Originally, South County Flowers started as a wholesale flower farm for florists. Nancy Viseth said the farm started with a delivery van that went around Westerly and Wickford, slowly expanding their radius throughout South County.

In the first summer on the farm, they grew only a small patch of sunflowers and zinnias. After harvesting them, the Viseths put them in the back of the pickup truck and drove around South County introducing themselves to florists. After several local florist shops expressed an interest, the Viseths were ecstatic with the community’s need for fresh cut locally grown flowers and expanded the delivery route to over thirty florists, small independent grocery stores and designers.

Eventually, Nancy Viseth added a self-service stand at the front of the farm to allow community members to buy directly from them, but it wasn’t the right fit for the community. The Viseths then started the CSA membership that is still active with a loyal customer base, Nancy Viseth said. While most CSAs are typically vegetable-based, the South County Flower CSA is flower-based. Every week, members are surprised with a variety of unique and heirloom cut flowers, combined with farm grown foliage and herbs.

When the farm eventually has beef and lamb available, the current CSA Flower Share members will be the first ones offered the pasture-raised meats, Nancy Viseth said.

When the CSA took off, people began asking for wedding flowers, Nancy Viseth said.

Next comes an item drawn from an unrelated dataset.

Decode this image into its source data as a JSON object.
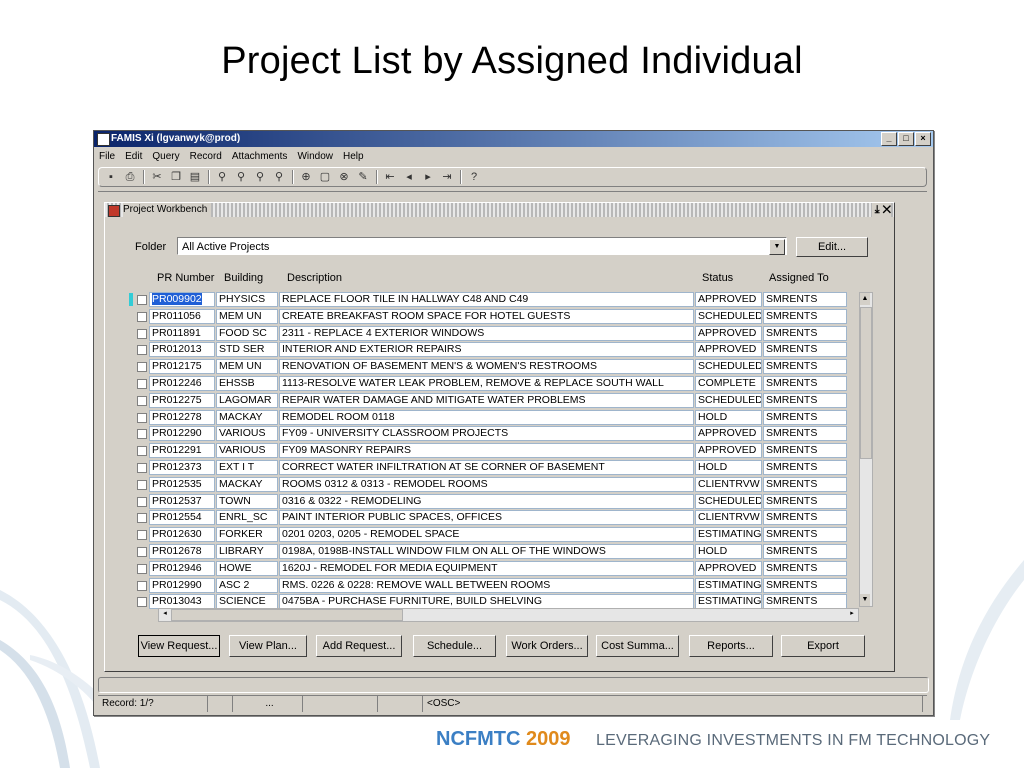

This sparked Nancy Viseth into doing arrangements and centerpieces, delivering them to other venues. After getting tired of doing multiple venue deliveries, an idea popped into Nancy Viseth’s head: Why not use the farm as a wedding venue?

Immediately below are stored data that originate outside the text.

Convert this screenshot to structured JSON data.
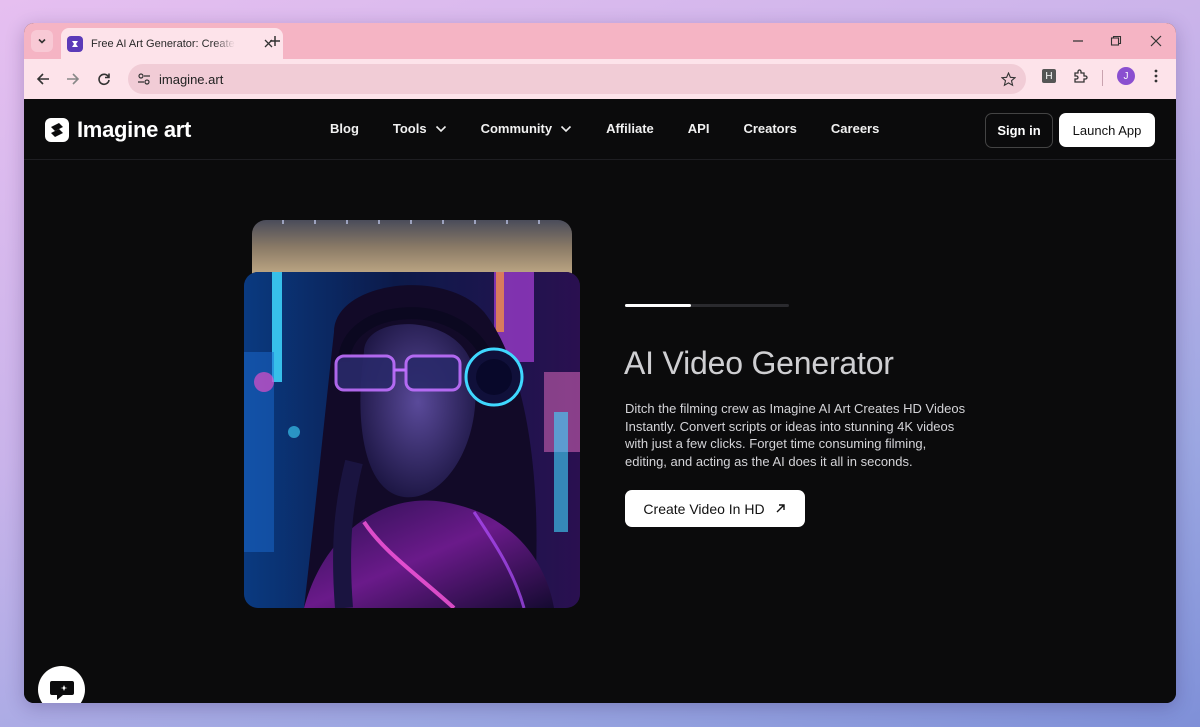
{
  "browser": {
    "tab_title": "Free AI Art Generator: Create AI Art From Text",
    "url": "imagine.art",
    "profile_initial": "J",
    "extension_letter": "H"
  },
  "site": {
    "logo_text": "Imagine art",
    "nav": [
      {
        "label": "Blog",
        "dropdown": false
      },
      {
        "label": "Tools",
        "dropdown": true
      },
      {
        "label": "Community",
        "dropdown": true
      },
      {
        "label": "Affiliate",
        "dropdown": false
      },
      {
        "label": "API",
        "dropdown": false
      },
      {
        "label": "Creators",
        "dropdown": false
      },
      {
        "label": "Careers",
        "dropdown": false
      }
    ],
    "signin_label": "Sign in",
    "launch_label": "Launch App"
  },
  "hero": {
    "slide_progress": 0.4,
    "title": "AI Video Generator",
    "description": "Ditch the filming crew as Imagine AI Art Creates HD Videos Instantly. Convert scripts or ideas into stunning 4K videos with just a few clicks. Forget time consuming filming, editing, and acting as the AI does it all in seconds.",
    "cta_label": "Create Video In HD"
  },
  "colors": {
    "tab_strip": "#f5b4c4",
    "toolbar": "#fde3ea",
    "page_bg": "#0b0b0c",
    "accent_neon_pink": "#d04cff",
    "accent_neon_cyan": "#3fd8ff"
  }
}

“We had a great time [as a wedding venue,]” Nancy Viseth said. “Everybody loved it. All of the vendors and all the couples we met and their families were all amazing. Everyone appreciated the beauty of the farm and how hard we had worked to make it look nice. We really enjoyed those relationships that we made.”

With the wedding venue portion of the farm now halted, couples still have a unique opportunity to design their own wedding flowers with the South County Flowers’ “DIY Bride” program. The farm offers buckets of an assortment of focal flowers, delicate accent flowers, foliage and herbs based on the event’s season and the couple’s chosen color palette.

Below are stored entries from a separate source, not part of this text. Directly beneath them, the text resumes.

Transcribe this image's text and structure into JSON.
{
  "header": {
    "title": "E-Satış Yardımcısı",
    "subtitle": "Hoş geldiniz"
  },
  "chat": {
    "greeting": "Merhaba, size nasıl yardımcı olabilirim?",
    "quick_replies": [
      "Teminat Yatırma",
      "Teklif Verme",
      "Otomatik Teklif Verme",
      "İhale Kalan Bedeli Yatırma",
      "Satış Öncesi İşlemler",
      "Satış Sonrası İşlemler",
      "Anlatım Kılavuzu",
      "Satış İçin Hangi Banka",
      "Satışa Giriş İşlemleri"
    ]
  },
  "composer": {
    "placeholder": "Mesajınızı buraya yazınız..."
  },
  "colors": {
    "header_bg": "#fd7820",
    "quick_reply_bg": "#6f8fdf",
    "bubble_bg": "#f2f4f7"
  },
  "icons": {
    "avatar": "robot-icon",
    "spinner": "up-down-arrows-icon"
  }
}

“I pretty much curate the buckets for them so they can’t go wrong, a mix of focal flowers, filler flowers, foliage that all look good together,” Nancy Viseth said. “Usually, they can pick their color palette and they just do all of the arrangements themselves. They leave here with buckets of flowers and they make everything at home. It’s sometimes fun for them to get together with their bridesmaids or their families and do that.”

The farm is open by appointment only and during the CSA pick-up hours, and they do not do daily deliveries of single orders. For the “DYI Brides,” reservations are recommended well in advance of the wedding date, with the flowers needing to be picked up by appointment one to two days before the event. However, going forward, Nancy Viseth said there is potential of opening the farm up for community events, such as flower workshops.

As for the future of South County Flowers, Nancy Viseth said the operations will always remain “very small and very local.” While the flower farm may be changing its primary avenues, its fundamental values will never change.

“I still don’t know how to answer what we are looking forward to most, other than a slightly slower pace of life, working with the animals, a chance to build up our soil fertility, while, of course, continuing to grow flowers,” Nancy Viseth said.

Over the years, Nancy Viseth said the wonderful community support from all of the neighbors. It was a blessing to have the support when South County Flowers started as the venue and when people started to come back year after year to take part in the CSA. Nancy Viseth hopes the community will remain as loyal as they did before during the transition.

“It takes a little extra effort to drive to a farm at the same time every week to pick up your flowers rather than just picking them up when you are at the store anyway and people really go out of their way to get the local flowers that I grow and I really appreciate that,” Nancy Viseth said.